I grew up in a world where a whole generation of people could be summarized easily, defined by population bumps like the Baby Boomers, a shared experience in battle, as Tom Brokaw frequently cites in The Greatest Generation, or quite simply, by the assigned letter given to those born in a ten to fifteen year period, like Generations X and Y. Now, newsmakers and analysts alike are trying to explain just what this new era should be called. Is there one device or one company or one shared experience that defines us?

With some quick research, it's clear there are many players vying for the elite status of owning our tech-savvy era. I tapped into Google (disclosure: I work there) for a few examples. Let them play out and see if you favor one over another or have a better option. All screenshots current as of Friday, August 16th, 2013.

The iPod Era: 69,100 Google results
Represents: The iPod at peak was more than half of Apple's revenue, outpacing Mac and all software sales. The iPod was a cultural phenomenon representing fashionable portability of digital media and personalization of music listening.
Is it over? Yes. According to AppleInsider, the iPod Era ended in 2010.

The iPad Era: 132,000 Google results
Represents: The first successful tablet computer disrupted the old way of doing many things, and picked up where Apple's iPod and iPhone had left off.
Is it over? Probably not. The iPad Era launched in 2010. Debate from AdAge questions if it's done.

The Google Era: 259,000 Google results
Represents: Near-instant retrieval of information, and a reduced need to memorize. Ability to scale.
Is it over? Nope, unless you think Business Insider is onto something.

The Twitter Era: 401,100 Google results
Represents: Near-instant ability to communicate and a real-time medium.
Is it over? No.

The Facebook Era: 1,040,000 Google results
Hey look! A book: The Facebook Era
Represents: Increased connections with social ties, and ease of discovering personal information.

The myspace Era: 59,500 Google results
Represents: Like Facebook, only earlier, more personal information online, simple creative sharing.
Is it over? Yes. Absolutely. This dude missed the whole thing.

The Blogging Era: 150,000 Google results
Represents: Ability for anyone to publish, in long form, at no cost.
Is it over? Getting there. In 2004, this guy claimed 2014 would finish it up.

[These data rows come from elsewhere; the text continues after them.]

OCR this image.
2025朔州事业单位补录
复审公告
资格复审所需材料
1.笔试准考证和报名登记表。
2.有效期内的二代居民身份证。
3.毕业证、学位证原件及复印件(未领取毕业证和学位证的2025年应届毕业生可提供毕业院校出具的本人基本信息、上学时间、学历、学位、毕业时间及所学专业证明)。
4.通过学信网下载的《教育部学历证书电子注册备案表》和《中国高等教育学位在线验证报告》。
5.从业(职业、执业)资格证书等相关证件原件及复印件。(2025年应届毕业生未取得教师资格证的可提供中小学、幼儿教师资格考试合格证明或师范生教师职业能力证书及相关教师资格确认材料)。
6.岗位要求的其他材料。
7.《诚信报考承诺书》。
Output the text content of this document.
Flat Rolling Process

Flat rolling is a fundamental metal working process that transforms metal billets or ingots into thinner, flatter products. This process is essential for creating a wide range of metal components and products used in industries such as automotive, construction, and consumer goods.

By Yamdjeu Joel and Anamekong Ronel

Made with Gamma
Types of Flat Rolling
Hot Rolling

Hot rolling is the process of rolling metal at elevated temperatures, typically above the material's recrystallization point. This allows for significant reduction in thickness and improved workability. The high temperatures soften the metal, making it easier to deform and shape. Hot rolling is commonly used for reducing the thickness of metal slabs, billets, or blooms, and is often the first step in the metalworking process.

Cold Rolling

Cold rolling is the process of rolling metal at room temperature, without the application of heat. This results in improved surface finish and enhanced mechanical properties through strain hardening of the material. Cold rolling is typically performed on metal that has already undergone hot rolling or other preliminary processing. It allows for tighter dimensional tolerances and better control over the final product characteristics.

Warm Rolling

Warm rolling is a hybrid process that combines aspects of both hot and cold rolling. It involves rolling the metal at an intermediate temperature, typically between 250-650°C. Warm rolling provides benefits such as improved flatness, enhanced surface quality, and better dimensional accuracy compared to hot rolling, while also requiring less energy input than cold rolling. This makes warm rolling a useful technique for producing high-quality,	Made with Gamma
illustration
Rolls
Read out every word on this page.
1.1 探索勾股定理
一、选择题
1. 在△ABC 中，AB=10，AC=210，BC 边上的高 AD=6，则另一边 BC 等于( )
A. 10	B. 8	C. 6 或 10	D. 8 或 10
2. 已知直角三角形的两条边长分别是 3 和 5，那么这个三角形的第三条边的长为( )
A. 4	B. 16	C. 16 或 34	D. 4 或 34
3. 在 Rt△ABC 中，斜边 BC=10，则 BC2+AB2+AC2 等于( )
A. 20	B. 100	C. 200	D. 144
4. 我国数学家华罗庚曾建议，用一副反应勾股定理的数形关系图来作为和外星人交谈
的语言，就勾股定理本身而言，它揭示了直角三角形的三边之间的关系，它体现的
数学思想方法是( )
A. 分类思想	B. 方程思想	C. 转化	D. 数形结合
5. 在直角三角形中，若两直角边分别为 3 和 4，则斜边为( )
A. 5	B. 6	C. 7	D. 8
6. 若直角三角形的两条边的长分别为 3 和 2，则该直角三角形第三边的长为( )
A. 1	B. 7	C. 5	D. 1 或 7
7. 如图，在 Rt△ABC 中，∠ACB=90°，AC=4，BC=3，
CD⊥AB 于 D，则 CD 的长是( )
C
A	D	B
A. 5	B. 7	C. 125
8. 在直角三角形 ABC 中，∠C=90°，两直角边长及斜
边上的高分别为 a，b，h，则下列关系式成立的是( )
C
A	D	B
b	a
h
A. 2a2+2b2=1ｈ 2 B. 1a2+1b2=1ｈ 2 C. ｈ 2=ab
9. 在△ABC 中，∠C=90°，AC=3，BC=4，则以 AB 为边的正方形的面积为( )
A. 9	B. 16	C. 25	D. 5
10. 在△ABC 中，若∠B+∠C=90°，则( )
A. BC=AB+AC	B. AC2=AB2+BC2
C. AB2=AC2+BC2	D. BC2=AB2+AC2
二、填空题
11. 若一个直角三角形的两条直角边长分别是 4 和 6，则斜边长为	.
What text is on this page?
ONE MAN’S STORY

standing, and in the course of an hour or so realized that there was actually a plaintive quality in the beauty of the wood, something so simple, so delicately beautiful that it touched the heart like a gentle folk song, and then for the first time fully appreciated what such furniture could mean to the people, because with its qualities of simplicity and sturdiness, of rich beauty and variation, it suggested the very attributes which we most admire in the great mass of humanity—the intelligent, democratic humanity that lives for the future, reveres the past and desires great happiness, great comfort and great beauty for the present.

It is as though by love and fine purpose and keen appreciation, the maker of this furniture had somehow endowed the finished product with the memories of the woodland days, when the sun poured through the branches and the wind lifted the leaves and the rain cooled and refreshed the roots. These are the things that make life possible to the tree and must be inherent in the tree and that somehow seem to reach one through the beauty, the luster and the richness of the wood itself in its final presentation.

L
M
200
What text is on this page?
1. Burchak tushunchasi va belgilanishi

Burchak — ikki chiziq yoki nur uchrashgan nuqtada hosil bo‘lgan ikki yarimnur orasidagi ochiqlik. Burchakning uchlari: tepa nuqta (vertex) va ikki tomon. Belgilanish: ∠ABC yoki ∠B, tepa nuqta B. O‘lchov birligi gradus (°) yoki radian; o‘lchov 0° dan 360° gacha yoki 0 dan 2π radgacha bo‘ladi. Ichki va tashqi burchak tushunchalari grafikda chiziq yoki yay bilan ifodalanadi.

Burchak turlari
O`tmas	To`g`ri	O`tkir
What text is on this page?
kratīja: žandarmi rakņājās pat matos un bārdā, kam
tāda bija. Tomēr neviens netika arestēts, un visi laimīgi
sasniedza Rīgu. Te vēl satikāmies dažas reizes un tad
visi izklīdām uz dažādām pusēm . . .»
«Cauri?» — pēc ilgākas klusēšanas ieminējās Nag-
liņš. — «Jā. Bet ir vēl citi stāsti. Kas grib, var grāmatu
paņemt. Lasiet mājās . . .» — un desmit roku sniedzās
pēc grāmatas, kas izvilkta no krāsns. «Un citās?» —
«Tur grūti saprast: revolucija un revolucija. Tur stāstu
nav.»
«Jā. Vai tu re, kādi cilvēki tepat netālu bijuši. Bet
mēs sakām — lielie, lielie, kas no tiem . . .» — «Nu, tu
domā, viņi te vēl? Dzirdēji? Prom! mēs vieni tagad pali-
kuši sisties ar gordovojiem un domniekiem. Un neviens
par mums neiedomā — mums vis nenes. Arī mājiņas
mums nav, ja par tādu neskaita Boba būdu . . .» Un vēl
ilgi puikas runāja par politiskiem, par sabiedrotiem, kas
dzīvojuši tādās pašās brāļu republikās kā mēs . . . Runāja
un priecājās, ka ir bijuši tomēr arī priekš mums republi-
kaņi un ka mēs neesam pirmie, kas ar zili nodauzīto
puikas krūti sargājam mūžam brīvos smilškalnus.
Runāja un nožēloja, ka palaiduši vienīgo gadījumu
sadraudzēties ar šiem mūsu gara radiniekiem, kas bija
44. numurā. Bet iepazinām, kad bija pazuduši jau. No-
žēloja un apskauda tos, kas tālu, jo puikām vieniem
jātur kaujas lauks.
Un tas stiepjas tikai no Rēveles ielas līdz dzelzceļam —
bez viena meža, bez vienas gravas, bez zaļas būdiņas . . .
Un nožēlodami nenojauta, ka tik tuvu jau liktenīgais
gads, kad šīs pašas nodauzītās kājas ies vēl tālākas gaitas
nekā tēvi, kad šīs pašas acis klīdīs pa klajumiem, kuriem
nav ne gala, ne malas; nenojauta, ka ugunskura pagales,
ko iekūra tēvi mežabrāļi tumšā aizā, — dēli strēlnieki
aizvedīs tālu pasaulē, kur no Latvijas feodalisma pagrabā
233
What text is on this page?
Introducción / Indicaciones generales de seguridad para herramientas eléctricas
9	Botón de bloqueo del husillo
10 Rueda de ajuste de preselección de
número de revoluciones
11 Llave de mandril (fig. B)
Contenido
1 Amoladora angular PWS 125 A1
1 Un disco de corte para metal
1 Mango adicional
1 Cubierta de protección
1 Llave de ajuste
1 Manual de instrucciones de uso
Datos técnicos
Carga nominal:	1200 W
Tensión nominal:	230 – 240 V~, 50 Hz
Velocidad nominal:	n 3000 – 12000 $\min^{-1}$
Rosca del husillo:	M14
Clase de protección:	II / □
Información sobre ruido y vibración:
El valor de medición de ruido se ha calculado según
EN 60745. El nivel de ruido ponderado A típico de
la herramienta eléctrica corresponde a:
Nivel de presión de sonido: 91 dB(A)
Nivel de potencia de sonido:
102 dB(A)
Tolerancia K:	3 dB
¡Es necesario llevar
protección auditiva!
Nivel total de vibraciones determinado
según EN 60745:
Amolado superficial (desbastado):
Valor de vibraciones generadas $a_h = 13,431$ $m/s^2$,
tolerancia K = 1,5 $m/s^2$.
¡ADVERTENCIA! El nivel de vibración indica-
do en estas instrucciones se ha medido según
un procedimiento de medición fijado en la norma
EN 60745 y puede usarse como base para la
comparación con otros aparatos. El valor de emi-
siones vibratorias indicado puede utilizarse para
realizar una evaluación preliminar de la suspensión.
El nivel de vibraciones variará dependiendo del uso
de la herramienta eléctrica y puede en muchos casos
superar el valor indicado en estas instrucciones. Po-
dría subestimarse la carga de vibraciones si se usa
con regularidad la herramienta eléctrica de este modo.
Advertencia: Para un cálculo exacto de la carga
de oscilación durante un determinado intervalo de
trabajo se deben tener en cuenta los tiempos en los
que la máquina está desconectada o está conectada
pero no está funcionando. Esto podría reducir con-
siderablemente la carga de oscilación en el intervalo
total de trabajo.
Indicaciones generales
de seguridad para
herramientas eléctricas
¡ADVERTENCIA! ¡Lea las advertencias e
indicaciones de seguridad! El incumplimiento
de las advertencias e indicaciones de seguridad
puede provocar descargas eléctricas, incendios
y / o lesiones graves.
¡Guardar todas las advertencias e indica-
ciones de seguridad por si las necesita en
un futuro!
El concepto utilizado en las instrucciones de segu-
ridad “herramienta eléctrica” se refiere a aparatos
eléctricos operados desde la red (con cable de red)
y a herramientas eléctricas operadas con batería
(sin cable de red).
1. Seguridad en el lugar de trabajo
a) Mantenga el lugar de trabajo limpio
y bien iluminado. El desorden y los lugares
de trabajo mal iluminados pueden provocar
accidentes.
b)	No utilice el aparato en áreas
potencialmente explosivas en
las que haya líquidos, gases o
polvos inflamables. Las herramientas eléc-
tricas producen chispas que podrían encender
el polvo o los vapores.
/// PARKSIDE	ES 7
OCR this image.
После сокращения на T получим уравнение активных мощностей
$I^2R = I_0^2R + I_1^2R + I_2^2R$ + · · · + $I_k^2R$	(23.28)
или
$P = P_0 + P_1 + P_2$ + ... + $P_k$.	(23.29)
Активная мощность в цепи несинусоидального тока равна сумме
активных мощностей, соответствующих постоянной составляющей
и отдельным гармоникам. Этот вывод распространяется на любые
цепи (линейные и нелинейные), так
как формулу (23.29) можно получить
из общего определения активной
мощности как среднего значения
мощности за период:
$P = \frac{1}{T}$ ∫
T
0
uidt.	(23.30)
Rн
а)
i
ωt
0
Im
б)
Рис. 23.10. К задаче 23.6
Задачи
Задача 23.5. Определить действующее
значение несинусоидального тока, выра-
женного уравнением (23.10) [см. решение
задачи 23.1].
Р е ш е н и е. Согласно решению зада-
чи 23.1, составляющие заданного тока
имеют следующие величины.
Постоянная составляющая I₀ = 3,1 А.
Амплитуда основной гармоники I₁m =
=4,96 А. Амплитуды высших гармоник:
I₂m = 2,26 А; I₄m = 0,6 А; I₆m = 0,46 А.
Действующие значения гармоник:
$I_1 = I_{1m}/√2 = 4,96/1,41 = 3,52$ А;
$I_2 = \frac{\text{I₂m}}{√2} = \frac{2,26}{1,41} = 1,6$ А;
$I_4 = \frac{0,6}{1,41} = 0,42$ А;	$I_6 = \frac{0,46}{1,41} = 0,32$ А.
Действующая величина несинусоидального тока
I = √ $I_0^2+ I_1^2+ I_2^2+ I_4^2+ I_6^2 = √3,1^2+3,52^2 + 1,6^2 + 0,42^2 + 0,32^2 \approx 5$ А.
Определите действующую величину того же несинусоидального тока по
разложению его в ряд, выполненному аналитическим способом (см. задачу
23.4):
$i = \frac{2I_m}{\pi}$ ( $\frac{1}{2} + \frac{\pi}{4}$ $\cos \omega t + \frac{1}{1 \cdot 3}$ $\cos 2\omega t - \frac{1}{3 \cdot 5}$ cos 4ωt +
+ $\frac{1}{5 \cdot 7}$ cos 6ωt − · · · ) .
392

The Android Era: 297,000 Google results
Represents: The entry and rapid adoption of Android as a smartphone OS. 
Is it over? No.

The YouTube Era: 210,000 Google results
Represents: The ability of anyone to publish video and have it be seen around the world. Also represents casual video consumption relative to professional 
Is it over? No.

The Dotcom Era: 1,490,000 Google results
Represents: Referred to as much as a bubble as an era these days, the first rush online by traditional services and businesses. Many did exceptionally well. Many more disappeared. 
Is it over? Yes. At least the first round.

The Microsoft Era: 423,000 Google results
Represents: The last few decades of a world where personal computing was dominated by Windows PCs and Microsoft software.
Is it over? Many people think so. In fact, a "Post-Microsoft Era" has been discussed.

The Steve Jobs Era: 67,900 Google results
Represents: Steve's personal impact on the world of technology, design, marketing and one of the most successful companies in Valley and tech history.
Is it over? Unfortunately, yes, as Steve passed away, but his impact lives on.

The Netflix Era: 41,600 Google results
Represents: On demand instant access to a wide variety of films and TV shows, and the business impact for those in more traditional markets. A disruption of Hollywood.
Is it over? No.

So what era are we in? If you went by total numbers, the Dotcom Era had the most Google results, but that's historical by nature. The Facebook Era is in second place, with Google properties, including YouTube and Android having nearly as many when combined. The iPad era is still strong, with Twitter putting on a good rising show, and Microsoft being high in the rankings, given its market penetration.

Other good options I either didn't run or tested but cut so this post isn't a mile long... "The Yahoo! Era", "The Amazon Era", "The Google Glass Era", and more... it's all fun. Can you think of others? What's the winner in your view?